According to documents disclosed on the IFC website, the mine, which is owned by Tasiast Mauritania Limited SA, a subsidiary of Kinross Gold Corporation, has undergone all of the necessary environmental and social studies for an investment to be considered. The IFC leads a consortium which includes USD 155 million of its own capital that will be complemented by a USD 145 million joint investment by Canada Export Development, the Canadian development finance institution, and two unnamed commercial banks.
The World Bank body believes the investment will spur economic development inter alia through procurement from local supply chains, as well as enhance “gender equity and youth empowerment”. Local artisanal mining and fishing communities, as well as a nearby national park have all been deemed to not be negatively impacted by the mine’s expansion, according to the IFC’s investigations.

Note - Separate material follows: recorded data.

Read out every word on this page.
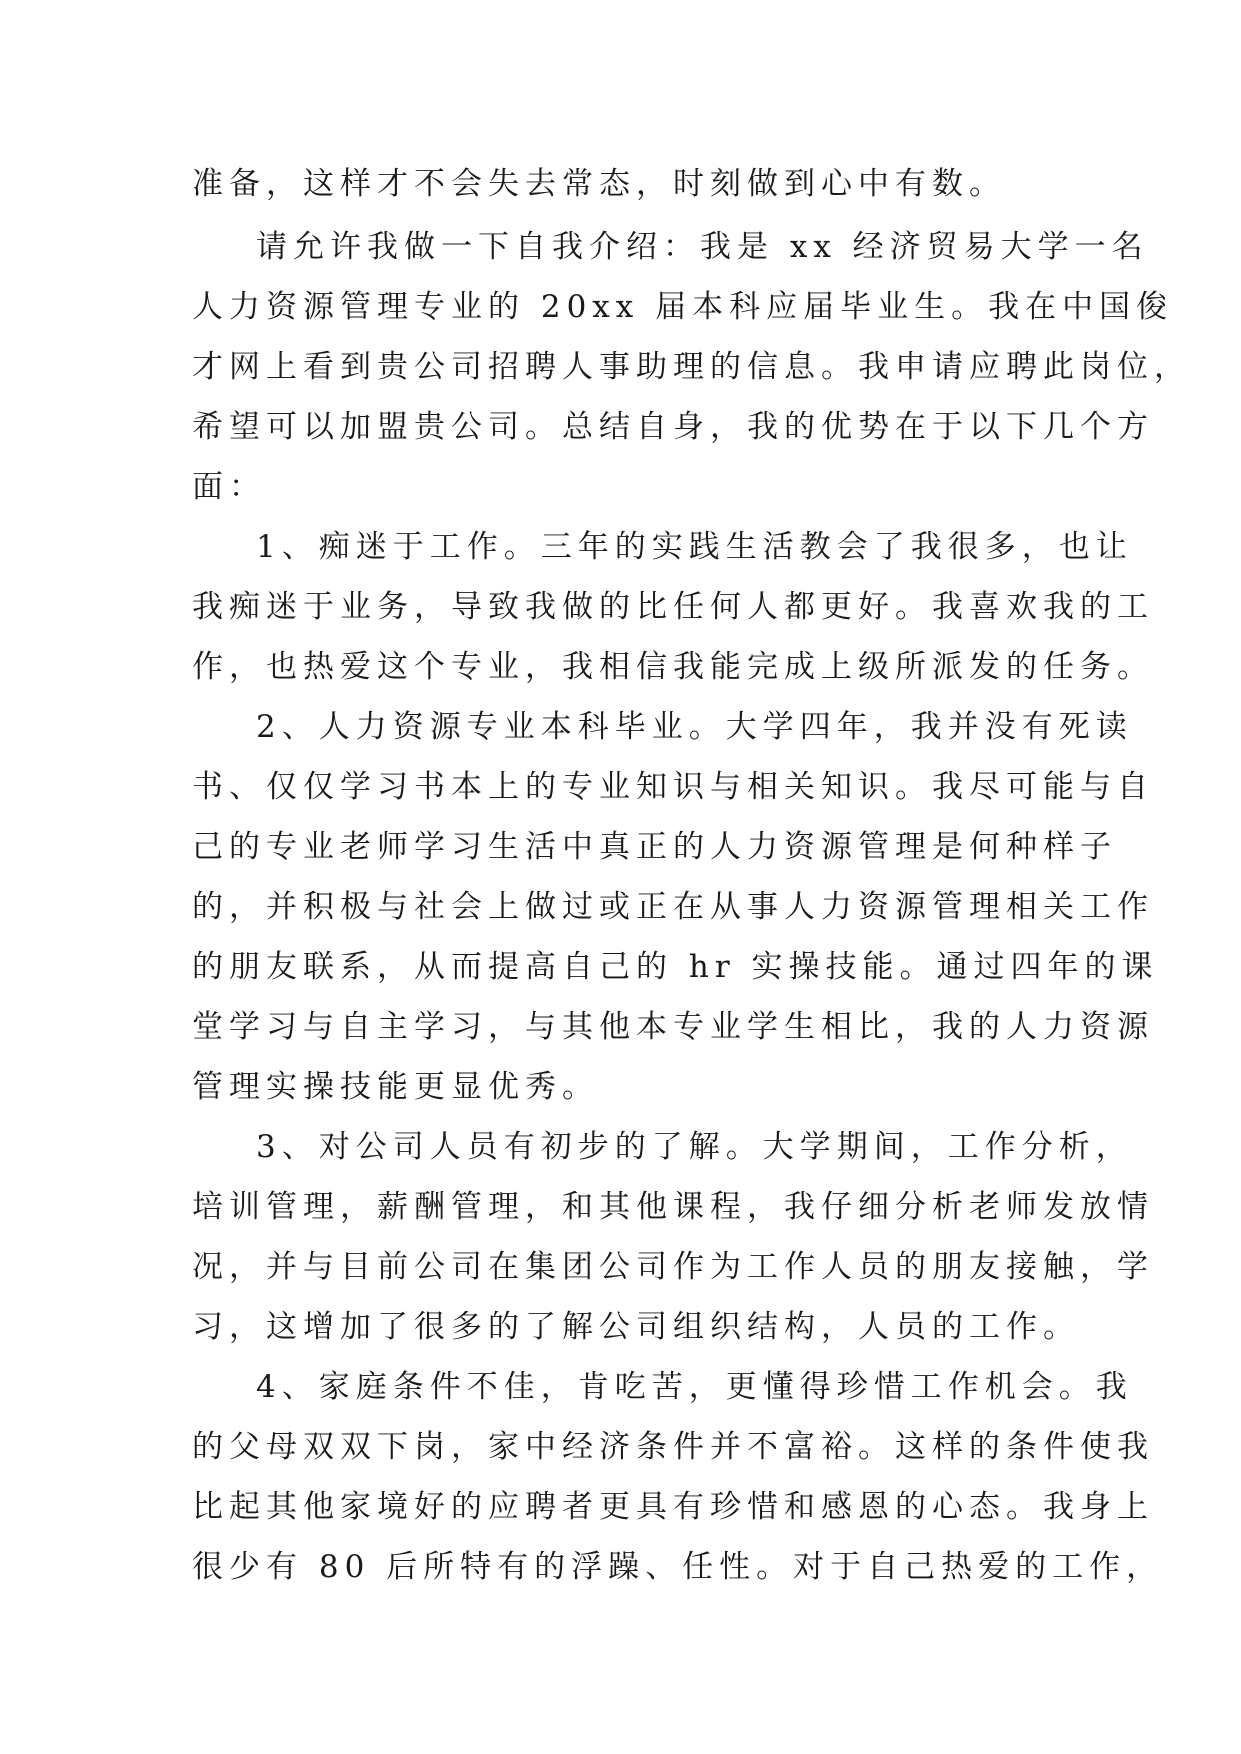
准备，这样才不会失去常态，时刻做到心中有数。
请允许我做一下自我介绍：我是 xx 经济贸易大学一名
人力资源管理专业的 20xx 届本科应届毕业生。我在中国俊
才网上看到贵公司招聘人事助理的信息。我申请应聘此岗位，
希望可以加盟贵公司。总结自身，我的优势在于以下几个方
面：
1、痴迷于工作。三年的实践生活教会了我很多，也让
我痴迷于业务，导致我做的比任何人都更好。我喜欢我的工
作，也热爱这个专业，我相信我能完成上级所派发的任务。
2、人力资源专业本科毕业。大学四年，我并没有死读
书、仅仅学习书本上的专业知识与相关知识。我尽可能与自
己的专业老师学习生活中真正的人力资源管理是何种样子
的，并积极与社会上做过或正在从事人力资源管理相关工作
的朋友联系，从而提高自己的 hr 实操技能。通过四年的课
堂学习与自主学习，与其他本专业学生相比，我的人力资源
管理实操技能更显优秀。
3、对公司人员有初步的了解。大学期间，工作分析，
培训管理，薪酬管理，和其他课程，我仔细分析老师发放情
况，并与目前公司在集团公司作为工作人员的朋友接触，学
习，这增加了很多的了解公司组织结构，人员的工作。
4、家庭条件不佳，肯吃苦，更懂得珍惜工作机会。我
的父母双双下岗，家中经济条件并不富裕。这样的条件使我
比起其他家境好的应聘者更具有珍惜和感恩的心态。我身上
很少有 80 后所特有的浮躁、任性。对于自己热爱的工作，
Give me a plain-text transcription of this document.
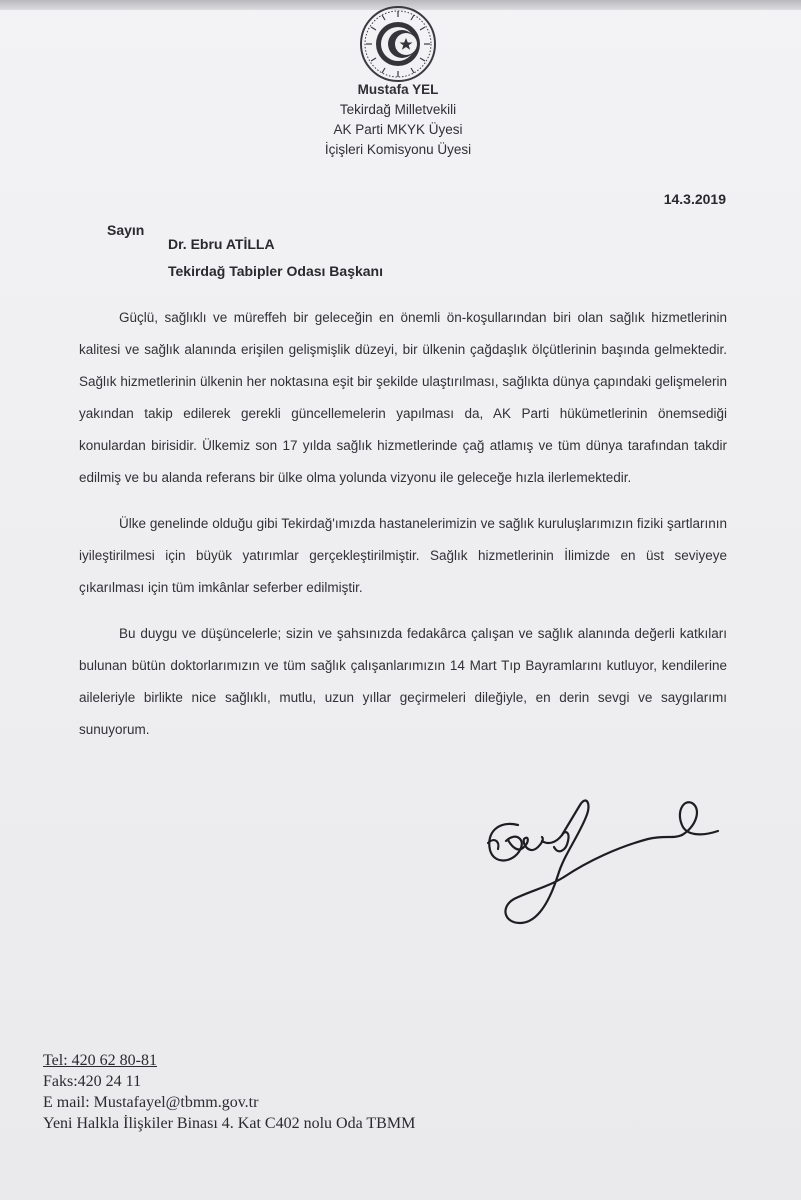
Mustafa YEL
Tekirdağ Milletvekili
AK Parti MKYK Üyesi
İçişleri Komisyonu Üyesi
14.3.2019
Sayın
Dr. Ebru ATİLLA
Tekirdağ Tabipler Odası Başkanı

Güçlü, sağlıklı ve müreffeh bir geleceğin en önemli ön-koşullarından biri olan sağlık hizmetlerinin kalitesi ve sağlık alanında erişilen gelişmişlik düzeyi, bir ülkenin çağdaşlık ölçütlerinin başında gelmektedir. Sağlık hizmetlerinin ülkenin her noktasına eşit bir şekilde ulaştırılması, sağlıkta dünya çapındaki gelişmelerin yakından takip edilerek gerekli güncellemelerin yapılması da, AK Parti hükümetlerinin önemsediği konulardan birisidir. Ülkemiz son 17 yılda sağlık hizmetlerinde çağ atlamış ve tüm dünya tarafından takdir edilmiş ve bu alanda referans bir ülke olma yolunda vizyonu ile geleceğe hızla ilerlemektedir.

Ülke genelinde olduğu gibi Tekirdağ'ımızda hastanelerimizin ve sağlık kuruluşlarımızın fiziki şartlarının iyileştirilmesi için büyük yatırımlar gerçekleştirilmiştir. Sağlık hizmetlerinin İlimizde en üst seviyeye çıkarılması için tüm imkânlar seferber edilmiştir.

Bu duygu ve düşüncelerle; sizin ve şahsınızda fedakârca çalışan ve sağlık alanında değerli katkıları bulunan bütün doktorlarımızın ve tüm sağlık çalışanlarımızın 14 Mart Tıp Bayramlarını kutluyor, kendilerine aileleriyle birlikte nice sağlıklı, mutlu, uzun yıllar geçirmeleri dileğiyle, en derin sevgi ve saygılarımı sunuyorum.

Tel: 420 62 80-81
Faks:420 24 11
E mail: Mustafayel@tbmm.gov.tr
Yeni Halkla İlişkiler Binası 4. Kat C402 nolu Oda TBMM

IFC investments typically require a large number of independent studies to be carried out as a means of ensuring both positive impact and a high level of conformity with international standards. As a result, investments from the IFC frequently catalyse international private investment. This will no doubt be an early victory for the Ghazouani administration, which is trying hard to differentiate itself from the decade of rule under President Aziz. The Aziz regime was characterised by a stabilisation in terms of security and internal strife, but also by a tightening of the social and regulatory environments.
President Ghazouani, who appointed a technocratic government on 8 August, was elected on a platform of economic and social development. The international community is keen to continue its close collaboration with Mauritania, which has become a key ally in the fight against extremism in the Sahel.